Малорусскій языкъ не есть особый языкъ. Сколько бы въ немъ ни было словъ и даже оборотовъ, заимствованныхъ изъ польскаго, изъ русскаго, даже изъ татарскаго[7], но звуковыя особенности его настолько сходны съ русскимъ, что языкъ украинцевъ считается за особое нарѣчіе общерусскаго языка, такое же самостоятельное, какъ наше великорусское нарѣчіе. Различія между ними не такъ велики, чтобы великороссъ и малороссъ не понимали другъ друга. Возьмемъ ли мы пѣсню, сказку или думу малорусскую, каждое изъ этихъ произведеній окажется намъ понятнымъ за исключеніемъ нѣкоторыхъ словъ.
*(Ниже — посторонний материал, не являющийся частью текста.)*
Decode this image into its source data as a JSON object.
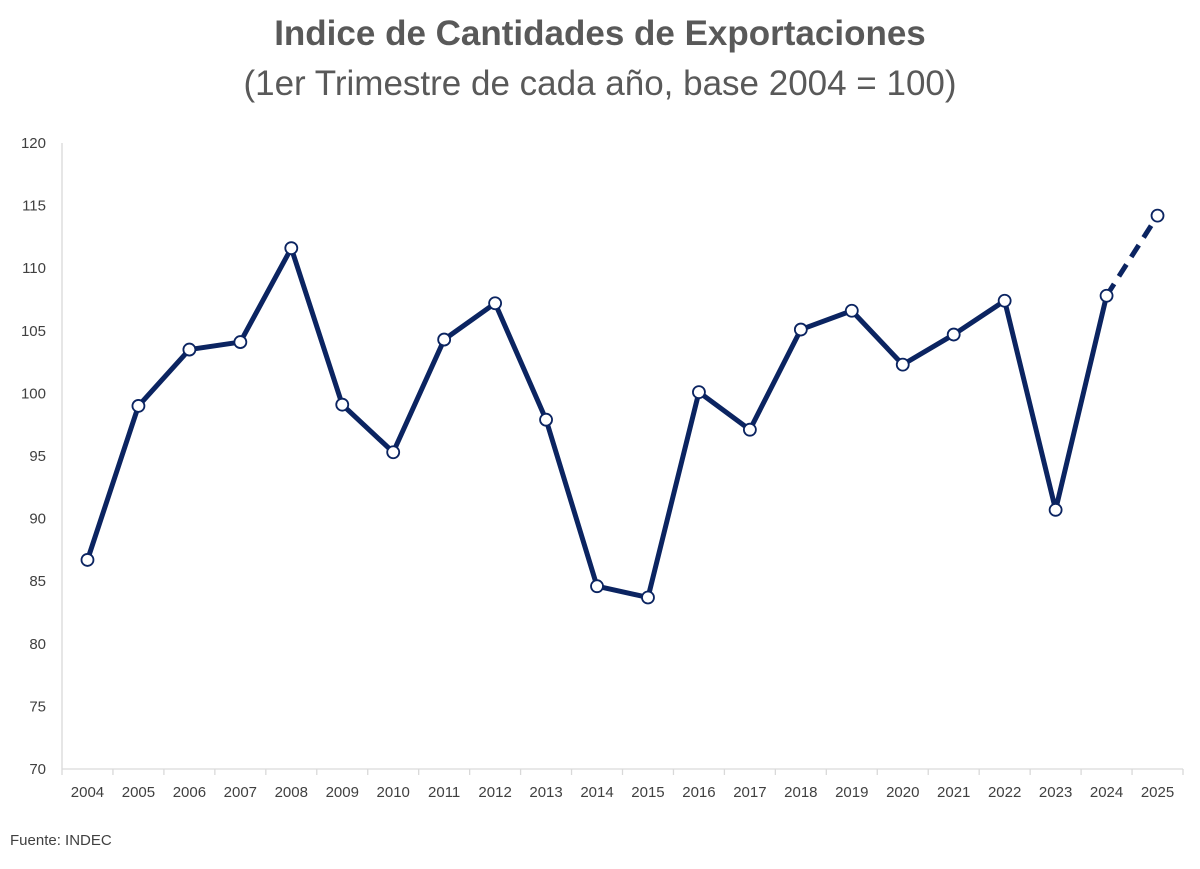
{
  "chart_data": {
    "type": "line",
    "title": "Indice de Cantidades de Exportaciones",
    "subtitle": "(1er Trimestre de cada año, base 2004 = 100)",
    "xlabel": "",
    "ylabel": "",
    "ylim": [
      70,
      120
    ],
    "yticks": [
      "70",
      "75",
      "80",
      "85",
      "90",
      "95",
      "100",
      "105",
      "110",
      "115",
      "120"
    ],
    "categories": [
      "2004",
      "2005",
      "2006",
      "2007",
      "2008",
      "2009",
      "2010",
      "2011",
      "2012",
      "2013",
      "2014",
      "2015",
      "2016",
      "2017",
      "2018",
      "2019",
      "2020",
      "2021",
      "2022",
      "2023",
      "2024",
      "2025"
    ],
    "values": [
      86.7,
      99.0,
      103.5,
      104.1,
      111.6,
      99.1,
      95.3,
      104.3,
      107.2,
      97.9,
      84.6,
      83.7,
      100.1,
      97.1,
      105.1,
      106.6,
      102.3,
      104.7,
      107.4,
      90.7,
      107.8,
      114.2
    ],
    "dashed_from_index": 20,
    "line_color": "#0b2461",
    "grid": false,
    "legend": "none"
  },
  "source": "Fuente: INDEC"
}
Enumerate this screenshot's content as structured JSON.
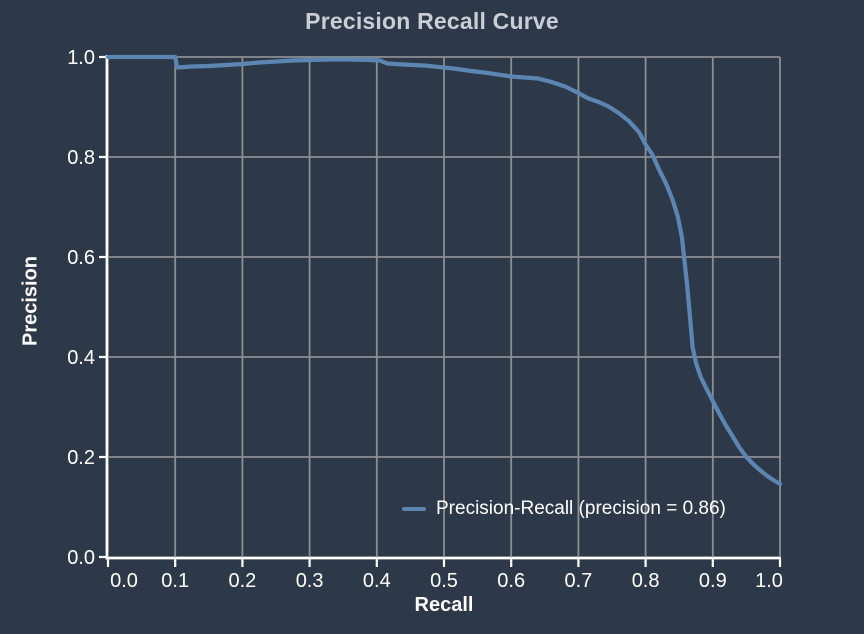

Точно также и малороссъ легко понимаетъ русскую рѣчь.
Для примѣра приведемъ здѣсь нѣсколько образчиковъ украинскаго народнаго творчества изъ разныхъ областей страны, въ которыхъ, кромѣ знакомства съ звуками и оборотами украинскаго нарѣчія, не трудно уловить тѣ особенности народнаго духа, которыя особенно хорошо выражаетъ этотъ языкъ, именно чувствительность (сантиментальность), юморъ и слишкомъ точное изображеніе дѣйствительности (реализмъ).
Ой у полі криниченька —
З неі вода протікаэ,
Ой таы чумак молоденький
Сірі волі напуваэ.
Воли ревуть, води не пьють:
Въ Крімъ доріженьку чують…
Ой Богъ знаэ, Богъ відаэ,
Де чумаченьки ночуютъ..
Ой ночують чумаченьки
И степу край дороги —
Роспустили сірі воли
По зеленій діброві.
Ой умер чумак молоденький
У неділоньку, вранці, —
Поховали та чумаченька
Та въ зеленімъ байраці:
Висипали надъ чумаком
Та високу могилу;
Посадили въ головонькахъ.
Та червону калину.
Прилетіла зозуленька,
Та и сказала: „куку!“
— Подай, милий, подай, орле,
Та хоч правую руку! —
Ой рад бы я, моя мила,
Оби дві подати, —
Та налягла сира земля
Що неможна підняти!»
- ) Рудченко, Чумацкія народныя пѣсни XXVII стр. 135.
Въ огородѣ хмелинонька
Грядки устилае;
Промеи людьми дѣвчинонька,
Та горько рыдае.
Щои хмелина зелененька —
Чомъ не вьеться въ гору?
Як хмелинѣ и гору виться? —
Тычины не мае!
Як дѣвчинѣ не журиться? —
Козак покидае. *)
- ) Изъ сборника Старосвѣтскій бандуристъ.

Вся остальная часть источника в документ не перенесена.